Sotheby’s Sells Giacometti for Record $104.3 MillionFebruary 8, 2010
From the wsj.com (February 3, 2010)
A 1960 Alberto Giacometti sculpture sold for £65 million ($104.3 million) at Sotheby’s, setting a record price for a work of art at auction and signaling a potential resurgence in the art market.
In a tense contest at the company’s London salesroom, bidding on the spindly bronze “Walking Man I” began at £12 million and quickly escalated, with roughly 10 bidders vying for the sculpture. The winner bid over the telephone and chose to remain anonymous.
The sale breaks the previous $104.2 million auction record, set six years ago at Sotheby’s, for Pablo Picasso’s 1906 portrait “Boy With a Pipe,” whose buyer remains unknown.
The lofty price for the Giacometti work came as a surprise to Sotheby’s, which had expected the sculpture to sell for around one-fourth of the final price. David Nahmad, a Monte Carlo-based art dealer who vied unsuccessfully for the Giacometti sculpture, said the sale shows that after a weak year, the wealthy are once again “parking their cash in art.”

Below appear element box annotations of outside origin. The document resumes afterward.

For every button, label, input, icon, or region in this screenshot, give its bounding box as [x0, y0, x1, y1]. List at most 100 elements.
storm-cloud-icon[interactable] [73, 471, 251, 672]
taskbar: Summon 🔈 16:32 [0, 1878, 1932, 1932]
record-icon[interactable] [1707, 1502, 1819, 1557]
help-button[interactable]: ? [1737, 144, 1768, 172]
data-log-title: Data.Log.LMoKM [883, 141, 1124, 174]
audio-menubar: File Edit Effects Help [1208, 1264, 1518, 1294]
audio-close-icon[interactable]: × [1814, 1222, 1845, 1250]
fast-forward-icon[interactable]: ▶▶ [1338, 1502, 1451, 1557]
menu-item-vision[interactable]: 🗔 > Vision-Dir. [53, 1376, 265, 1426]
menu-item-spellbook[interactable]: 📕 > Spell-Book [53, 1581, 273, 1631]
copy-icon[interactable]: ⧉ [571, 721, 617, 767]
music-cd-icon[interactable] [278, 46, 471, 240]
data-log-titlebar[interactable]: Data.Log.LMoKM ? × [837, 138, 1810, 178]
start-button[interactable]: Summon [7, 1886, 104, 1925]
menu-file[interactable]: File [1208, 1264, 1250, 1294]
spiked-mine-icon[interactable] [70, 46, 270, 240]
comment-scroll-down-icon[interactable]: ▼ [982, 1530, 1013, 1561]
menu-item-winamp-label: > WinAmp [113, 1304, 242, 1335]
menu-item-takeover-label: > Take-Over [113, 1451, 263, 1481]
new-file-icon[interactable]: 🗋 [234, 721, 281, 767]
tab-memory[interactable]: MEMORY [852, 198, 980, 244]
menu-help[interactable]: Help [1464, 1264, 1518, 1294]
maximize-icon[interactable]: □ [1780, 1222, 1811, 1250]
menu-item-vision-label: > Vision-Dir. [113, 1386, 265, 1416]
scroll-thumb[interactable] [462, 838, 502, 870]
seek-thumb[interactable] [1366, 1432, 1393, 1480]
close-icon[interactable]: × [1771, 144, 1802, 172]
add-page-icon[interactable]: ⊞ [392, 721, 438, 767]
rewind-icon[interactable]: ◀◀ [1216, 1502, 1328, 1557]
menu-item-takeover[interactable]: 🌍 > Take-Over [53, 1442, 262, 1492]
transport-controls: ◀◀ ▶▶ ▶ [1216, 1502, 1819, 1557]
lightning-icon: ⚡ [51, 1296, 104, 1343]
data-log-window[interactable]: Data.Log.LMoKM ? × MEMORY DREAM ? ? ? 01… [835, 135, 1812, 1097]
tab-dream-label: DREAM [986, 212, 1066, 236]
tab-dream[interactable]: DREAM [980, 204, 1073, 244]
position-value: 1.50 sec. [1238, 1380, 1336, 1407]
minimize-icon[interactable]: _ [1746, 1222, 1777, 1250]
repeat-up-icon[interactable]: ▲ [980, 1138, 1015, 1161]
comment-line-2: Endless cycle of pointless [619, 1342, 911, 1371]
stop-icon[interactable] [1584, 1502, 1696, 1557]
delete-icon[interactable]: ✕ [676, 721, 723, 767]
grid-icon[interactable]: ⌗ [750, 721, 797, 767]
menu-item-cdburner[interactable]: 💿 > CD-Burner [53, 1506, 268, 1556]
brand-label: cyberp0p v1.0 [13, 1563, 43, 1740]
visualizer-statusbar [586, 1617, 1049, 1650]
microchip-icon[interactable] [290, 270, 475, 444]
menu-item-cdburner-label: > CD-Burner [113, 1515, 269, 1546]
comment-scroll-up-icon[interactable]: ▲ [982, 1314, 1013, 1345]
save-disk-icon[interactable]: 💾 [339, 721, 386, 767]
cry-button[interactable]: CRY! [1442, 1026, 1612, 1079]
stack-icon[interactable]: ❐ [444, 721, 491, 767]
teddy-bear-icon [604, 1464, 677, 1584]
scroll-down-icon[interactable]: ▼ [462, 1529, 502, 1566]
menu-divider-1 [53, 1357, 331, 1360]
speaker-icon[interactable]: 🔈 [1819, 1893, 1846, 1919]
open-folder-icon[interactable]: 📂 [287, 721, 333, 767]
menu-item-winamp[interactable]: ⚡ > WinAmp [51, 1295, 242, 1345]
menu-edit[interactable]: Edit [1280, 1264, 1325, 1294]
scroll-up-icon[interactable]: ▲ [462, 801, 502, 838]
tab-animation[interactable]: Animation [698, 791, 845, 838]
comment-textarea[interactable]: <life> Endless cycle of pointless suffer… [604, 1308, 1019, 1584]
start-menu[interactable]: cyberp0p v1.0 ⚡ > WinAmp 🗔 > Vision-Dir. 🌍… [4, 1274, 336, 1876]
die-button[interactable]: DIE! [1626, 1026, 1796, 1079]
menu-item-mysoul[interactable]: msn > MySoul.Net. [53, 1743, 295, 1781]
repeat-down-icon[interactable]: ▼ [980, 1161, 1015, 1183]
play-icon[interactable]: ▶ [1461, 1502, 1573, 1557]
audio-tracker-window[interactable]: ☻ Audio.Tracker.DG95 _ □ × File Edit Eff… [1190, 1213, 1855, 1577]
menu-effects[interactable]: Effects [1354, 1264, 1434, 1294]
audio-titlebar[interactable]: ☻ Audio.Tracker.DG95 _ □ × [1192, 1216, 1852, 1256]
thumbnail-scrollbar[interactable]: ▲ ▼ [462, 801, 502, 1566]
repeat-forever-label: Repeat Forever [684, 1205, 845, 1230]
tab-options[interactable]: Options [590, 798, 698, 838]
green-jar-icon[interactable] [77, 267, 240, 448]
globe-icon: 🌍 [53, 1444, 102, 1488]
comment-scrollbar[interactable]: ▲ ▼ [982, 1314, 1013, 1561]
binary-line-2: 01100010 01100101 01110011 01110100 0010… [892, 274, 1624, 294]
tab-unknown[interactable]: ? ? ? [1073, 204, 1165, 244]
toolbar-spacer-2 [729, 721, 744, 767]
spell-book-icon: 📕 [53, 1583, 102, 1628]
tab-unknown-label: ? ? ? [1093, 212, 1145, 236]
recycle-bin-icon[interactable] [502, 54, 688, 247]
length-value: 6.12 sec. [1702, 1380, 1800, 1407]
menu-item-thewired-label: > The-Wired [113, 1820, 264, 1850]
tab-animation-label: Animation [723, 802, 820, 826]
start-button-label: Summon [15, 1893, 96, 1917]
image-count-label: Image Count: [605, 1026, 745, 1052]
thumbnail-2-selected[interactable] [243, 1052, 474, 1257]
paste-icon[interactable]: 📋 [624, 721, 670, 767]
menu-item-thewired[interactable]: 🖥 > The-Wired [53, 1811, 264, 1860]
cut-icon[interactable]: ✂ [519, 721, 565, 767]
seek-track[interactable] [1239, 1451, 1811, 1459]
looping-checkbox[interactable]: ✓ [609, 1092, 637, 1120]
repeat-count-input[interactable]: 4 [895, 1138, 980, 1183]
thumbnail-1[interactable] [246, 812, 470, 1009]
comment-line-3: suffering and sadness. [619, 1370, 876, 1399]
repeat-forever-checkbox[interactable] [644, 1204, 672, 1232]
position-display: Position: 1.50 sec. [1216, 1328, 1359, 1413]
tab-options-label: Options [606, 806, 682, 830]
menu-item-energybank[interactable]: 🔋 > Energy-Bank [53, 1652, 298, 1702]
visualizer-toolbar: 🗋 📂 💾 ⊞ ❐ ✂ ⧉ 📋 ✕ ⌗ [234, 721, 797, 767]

The six-foot-tall bronze depicts a wiry man in mid-stride, his right foot jutting forward, his head erect and his arms hanging at his side.
Giacometti, a Swiss modern master known for his haunting sculptures of blank-face Everymen, cast the work 50 years ago as part of a commission to plant several of his bronze figures outside Chase Manhattan Bank in New York City’s financial district. The artist famously struggled with the project and eventually abandoned the commission. But he later cast stand-alone versions of some of the planned sculptures, including “Walking Man I.”

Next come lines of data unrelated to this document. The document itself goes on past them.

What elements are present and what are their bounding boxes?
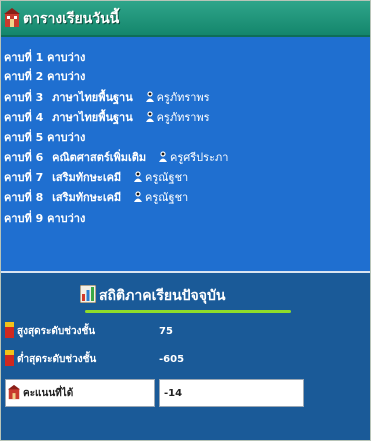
period-item: คาบที่ 1 คาบว่าง [4, 49, 85, 67]
period-item: คาบที่ 8 เสริมทักษะเคมี ครูณัฐชา [4, 189, 188, 207]
teacher-name: ครูณัฐชา [145, 171, 189, 184]
stat-row-max: สูงสุดระดับช่วงชั้น 75 [5, 318, 304, 346]
teacher-icon [134, 191, 143, 202]
period-label: คาบที่ 5 [4, 131, 44, 144]
period-label: คาบที่ 9 [4, 212, 44, 225]
period-label: คาบที่ 4 [4, 111, 44, 124]
teacher-name: ครูศรีประภา [170, 151, 229, 164]
semester-stats-section: สถิติภาคเรียนปัจจุบัน สูงสุดระดับช่วงชั้… [1, 273, 370, 440]
period-item: คาบที่ 6 คณิตศาสตร์เพิ่มเติม ครูศรีประภา [4, 149, 228, 167]
period-item: คาบที่ 5 คาบว่าง [4, 129, 85, 147]
period-label: คาบที่ 6 [4, 151, 44, 164]
stats-chart-icon [80, 285, 96, 303]
period-label: คาบที่ 8 [4, 191, 44, 204]
teacher: ครูณัฐชา [133, 191, 188, 204]
schedule-title: ตารางเรียนวันนี้ [23, 11, 120, 27]
period-subject: คณิตศาสตร์เพิ่มเติม [52, 151, 147, 164]
teacher: ครูภัทราพร [145, 111, 210, 124]
schedule-header: ตารางเรียนวันนี้ [1, 1, 370, 37]
period-item: คาบที่ 4 ภาษาไทยพื้นฐาน ครูภัทราพร [4, 109, 210, 127]
stat-value: -605 [159, 354, 185, 365]
period-subject: ภาษาไทยพื้นฐาน [52, 111, 133, 124]
teacher-icon [159, 151, 168, 162]
teacher-name: ครูภัทราพร [156, 91, 210, 104]
teacher: ครูภัทราพร [145, 91, 210, 104]
period-subject: เสริมทักษะเคมี [52, 191, 122, 204]
stat-label: ต่ำสุดระดับช่วงชั้น [17, 354, 97, 365]
period-subject: คาบว่าง [47, 212, 86, 225]
stat-value: -14 [159, 379, 304, 407]
bar-level-icon [5, 350, 14, 366]
stat-label-cell: ต่ำสุดระดับช่วงชั้น [5, 346, 155, 374]
today-schedule-panel: ตารางเรียนวันนี้ คาบที่ 1 คาบว่าง คาบที่… [0, 0, 371, 441]
period-item: คาบที่ 7 เสริมทักษะเคมี ครูณัฐชา [4, 169, 188, 187]
teacher: ครูณัฐชา [133, 171, 188, 184]
stat-label: สูงสุดระดับช่วงชั้น [17, 326, 96, 337]
stats-title: สถิติภาคเรียนปัจจุบัน [80, 285, 225, 309]
period-subject: คาบว่าง [47, 51, 86, 64]
teacher-icon [145, 111, 154, 122]
teacher-name: ครูณัฐชา [145, 191, 189, 204]
stat-row-min: ต่ำสุดระดับช่วงชั้น -605 [5, 346, 304, 374]
period-subject: ภาษาไทยพื้นฐาน [52, 91, 133, 104]
stat-label: คะแนนที่ได้ [23, 388, 74, 399]
stat-row-score: คะแนนที่ได้ -14 [5, 379, 304, 407]
period-label: คาบที่ 3 [4, 91, 44, 104]
teacher-icon [134, 171, 143, 182]
period-item: คาบที่ 2 คาบว่าง [4, 68, 85, 86]
period-label: คาบที่ 2 [4, 70, 44, 83]
period-item: คาบที่ 9 คาบว่าง [4, 210, 85, 228]
teacher-name: ครูภัทราพร [156, 111, 210, 124]
period-subject: คาบว่าง [47, 131, 86, 144]
stat-label-cell: คะแนนที่ได้ [5, 379, 155, 407]
stat-label-cell: สูงสุดระดับช่วงชั้น [5, 318, 155, 346]
period-subject: เสริมทักษะเคมี [52, 171, 122, 184]
bar-level-icon [5, 322, 14, 338]
stats-title-text: สถิติภาคเรียนปัจจุบัน [99, 288, 226, 304]
stat-value: 75 [159, 326, 173, 337]
school-icon [4, 8, 20, 27]
period-label: คาบที่ 7 [4, 171, 44, 184]
teacher: ครูศรีประภา [158, 151, 228, 164]
period-item: คาบที่ 3 ภาษาไทยพื้นฐาน ครูภัทราพร [4, 89, 210, 107]
teacher-icon [145, 91, 154, 102]
school-icon [8, 384, 20, 400]
period-subject: คาบว่าง [47, 70, 86, 83]
stats-title-underline [85, 310, 291, 313]
period-label: คาบที่ 1 [4, 51, 44, 64]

The steep run-up in bidding for the Giacometti Wednesday was likely aided by two factors: the work’s large size and the artist’s popularity among buyers from Russia and the Middle East. His nearly nine-foot-tall figure of a woman, “Big Standing Woman II,” sold at Christie’s in May 2008 for $27.4 million, but dealers say his oversize sculptures of men are even more coveted. “Walking Man I” is three times taller than the “Toppling Man” sculpture that Sotheby’s sold in November for $19.3 million.
Dealers say the surge in casts of Giacometti’s works made after his death in 1966 also has made works crafted during the artist’s lifetime like “Walking Man I” more valuable. New York art dealer Marc Glimcher said the price for “Walking Man I” also might simply reflect the tenacity of the final two bidders: “Above $50 million, the fight for any artwork goes from love to a grudge match.”
Giacometti is a new favorite of Russian collectors like billionaire business magnate Roman Abramovich, but a person familiar with the matter said that Mr. Abramovich wasn’t the buyer of “Walking Man I.” Mr. Abramovich caused a stir at the Swiss art fair Art Basel two summers ago when he bought one of the artist’s 1956 bronze figures of a woman from New York gallery Jan Krugier. That work had an asking price of around $14 million.
“Walking Man I” was being sold by Commerzbank AG, which inherited the work when it took over Dresdner Bank, and its corporate art collection, last year. Commerzbank says it plans to use the proceeds to fund philanthropic endeavors.
The record sale came during Sotheby’s auction Wednesday of Impressionist and modern art. The total sale brought in $234.6 million, topping rival Christie’s $122.9 million sale on Tuesday.
Highlights from the Sotheby’s sale included Gustav Klimt’s leafy 1913 landscape, “Church in Cassone (Landscape with Cypresses),” which sold for $43.2 million. Paul Cézanne’s smoky-colored still life, “Pichet et fruits sur une table,” sold for $18.9 million. And Henri Matisse’s portrait of a woman draped in a lacey shawl and lying on a sofa, “Femme couchée” sold to an unnamed American collector for $7 million.